Novel “late potential map” algorithm: abnormal potentials and scar channels detection for ventricular tachycardia ablation

• Published in: Journal of cardiovascular electrophysiology Vol. 33; no. 6; pp. 1211 - 1222
• Main Authors: Cortez-Dias, Nuno, Lima da Silva, Gustavo, Nunes-Ferreira, Afonso, Nakar, Elad, Francisco, Raquel, Pereira, Mariana, Carpinteiro, Luís, Pinto, Fausto J., de Sousa, João
• Format: Journal Article
• Language: English
• Published: United States Wiley 01.06.2022; Wiley Subscription Services, Inc
• Subjects: Ablation; Algorithms; Cardiac arrhythmia; Conduction; Conduction velocity; Mapping; Patients; Tachycardia; Ventricle; Ventricular tachycardia; Voltage; conduction velocity; mapping; ventricular tachycardia; ablation
• ISSN: 1045-3873; 1540-8167; 1540-8167
• DOI: 10.1111/jce.15470

© 2022 Wiley Periodicals LLC. Background: Automated systems for substrate mapping in the context of ventricular tachycardia (VT) ablation may annotate far-field rather than near-field signals, rendering the resulting maps hard to interpret. Additionally, quantitative assessment of local conduction velocity (LCV) remains an unmet need in clinical practice. We evaluate whether a new late potential map (LPM) algorithm can provide an automatic and reliable annotation and localized bipolar voltage measurement of ventricular electrograms (EGMs) and if LCV analysis allows recognizing intrascar conduction corridors acting as VT isthmuses.
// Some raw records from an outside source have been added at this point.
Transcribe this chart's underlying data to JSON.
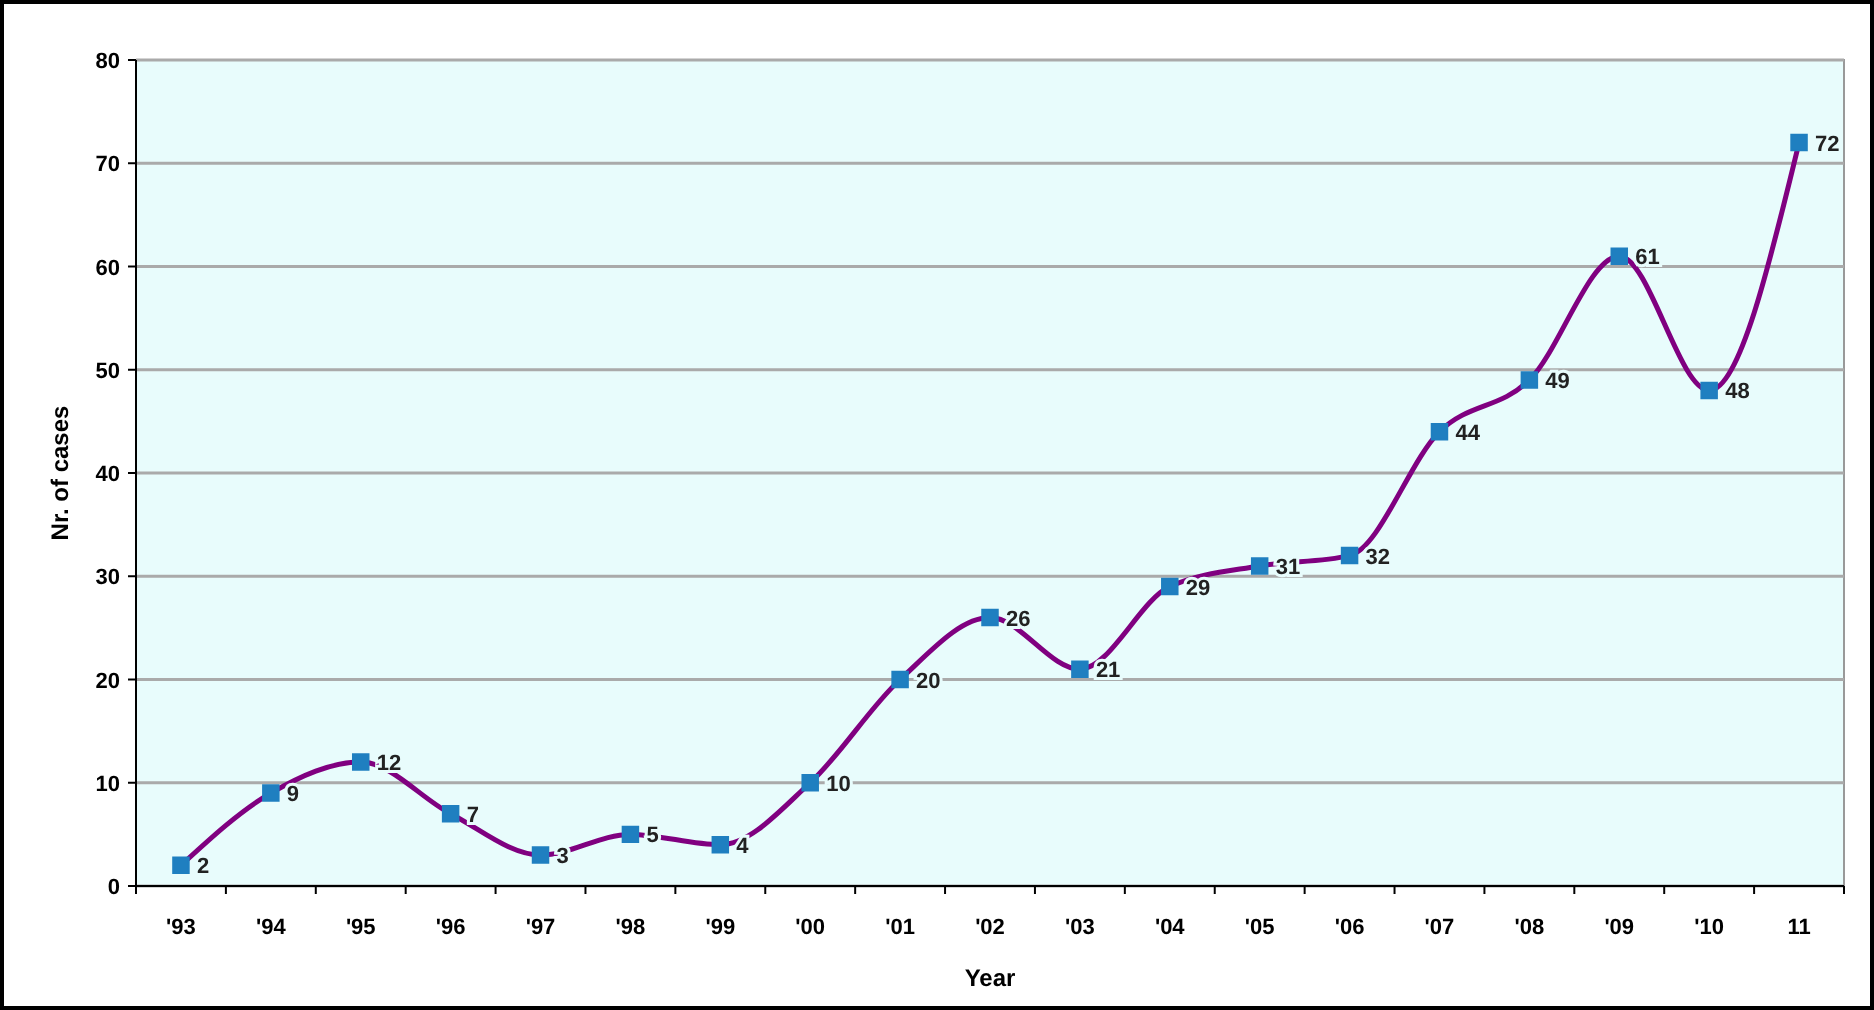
{
  "chart_data": {
    "type": "line",
    "xlabel": "Year",
    "ylabel": "Nr. of cases",
    "categories": [
      "'93",
      "'94",
      "'95",
      "'96",
      "'97",
      "'98",
      "'99",
      "'00",
      "'01",
      "'02",
      "'03",
      "'04",
      "'05",
      "'06",
      "'07",
      "'08",
      "'09",
      "'10",
      "11"
    ],
    "series": [
      {
        "color": "#800080",
        "values": [
          2,
          9,
          12,
          7,
          3,
          5,
          4,
          10,
          20,
          26,
          21,
          29,
          31,
          32,
          44,
          49,
          61,
          48,
          72
        ]
      }
    ],
    "ylim": [
      0,
      80
    ],
    "yticks": [
      0,
      10,
      20,
      30,
      40,
      50,
      60,
      70,
      80
    ],
    "grid": "y",
    "marker": "square",
    "line_style": "solid",
    "data_labels": true
  }
}
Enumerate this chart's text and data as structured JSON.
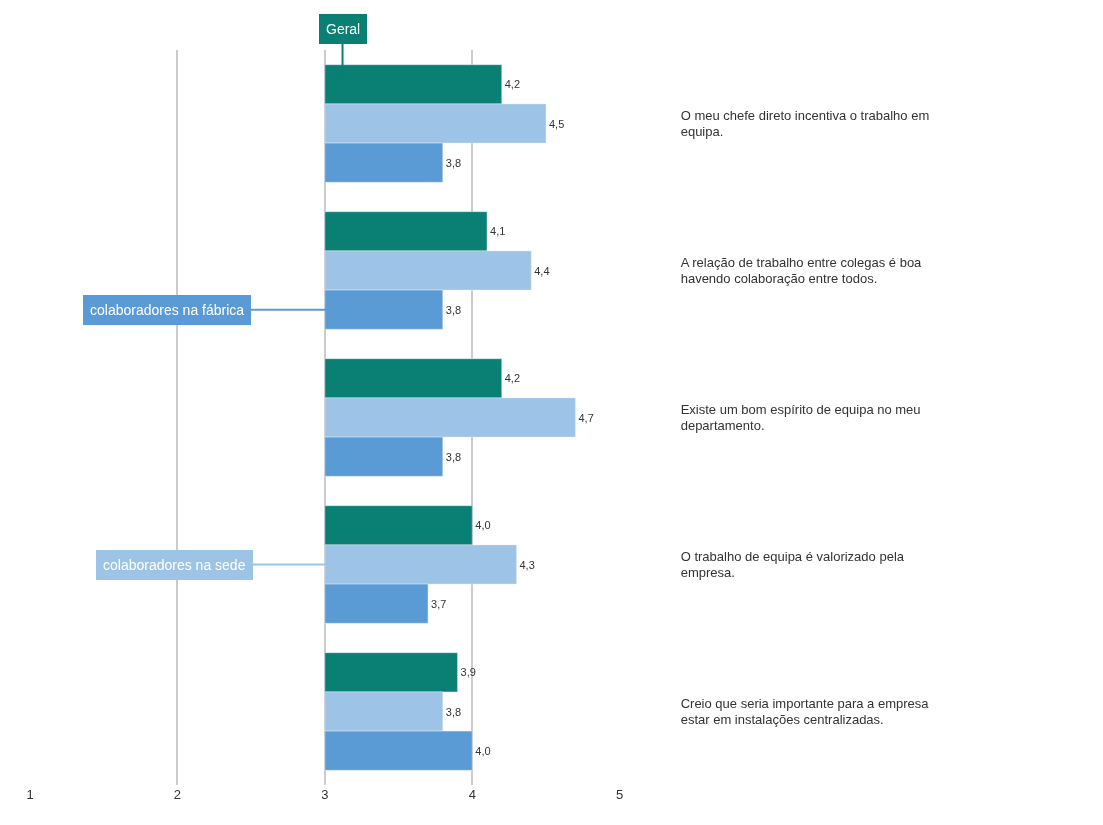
{
  "chart_data": {
    "type": "bar",
    "orientation": "horizontal",
    "categories": [
      "O meu chefe direto incentiva o trabalho em equipa.",
      "A relação de trabalho entre colegas é boa havendo colaboração entre todos.",
      "Existe um bom espírito de equipa no meu departamento.",
      "O trabalho de equipa é valorizado pela empresa.",
      "Creio que seria importante para a empresa estar em instalações centralizadas."
    ],
    "series": [
      {
        "name": "Geral",
        "color": "#0a7f73",
        "values": [
          1.2,
          1.1,
          1.2,
          1.0,
          0.9
        ],
        "base": [
          3,
          3,
          3,
          3,
          3
        ],
        "value_labels": [
          "4,2",
          "4,1",
          "4,2",
          "4,0",
          "3,9"
        ]
      },
      {
        "name": "colaboradores na sede",
        "color": "#9dc3e6",
        "values": [
          1.5,
          1.4,
          1.7,
          1.3,
          0.8
        ],
        "base": [
          3,
          3,
          3,
          3,
          3
        ],
        "value_labels": [
          "4,5",
          "4,4",
          "4,7",
          "4,3",
          "3,8"
        ]
      },
      {
        "name": "colaboradores na fábrica",
        "color": "#5b9bd5",
        "values": [
          0.8,
          0.8,
          0.8,
          0.7,
          1.0
        ],
        "base": [
          3,
          3,
          3,
          3,
          3
        ],
        "value_labels": [
          "3,8",
          "3,8",
          "3,8",
          "3,7",
          "4,0"
        ]
      }
    ],
    "xlim": [
      1,
      5
    ],
    "xticks": [
      1,
      2,
      3,
      4,
      5
    ],
    "grid": "x",
    "legend": "left"
  }
}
Methods: In 16 patients referred for scar-related VT ablation, 8 VT activation maps and 29 high-resolution substrate maps from different activation wavefronts were obtained. In offline analysis, the LPM algorithm was compared to manually annotated substrate maps. Locations of the VT isthmuses were compared with the corresponding substrate maps in regard to LCV. Results: The LPM algorithm had an overall/local abnormal ventricular activity (LAVA) annotation accuracy of 94.5%/81.1%, which compares to 83.7%/23.9% for the previous wavefront algorithm. The resultant maps presented a spatial concordance of 88.1% in delineating regions displaying LAVA. LAVA median localized bipolar voltage was 0.22 mV, but voltage amplitude assessment had modest accuracy in distinguishing LAVA from other abnormal EGMs (area under the curve: 0.676; p < .001). LCV analysis in high-density substrate maps identified a median of two intrascar conduction corridors per patient (interquartile range: 2-3), including the one acting as VT isthmus in all cases. Conclusion: The new LPM algorithm and LCV analysis may enhance substrate characterization in scar-related VT.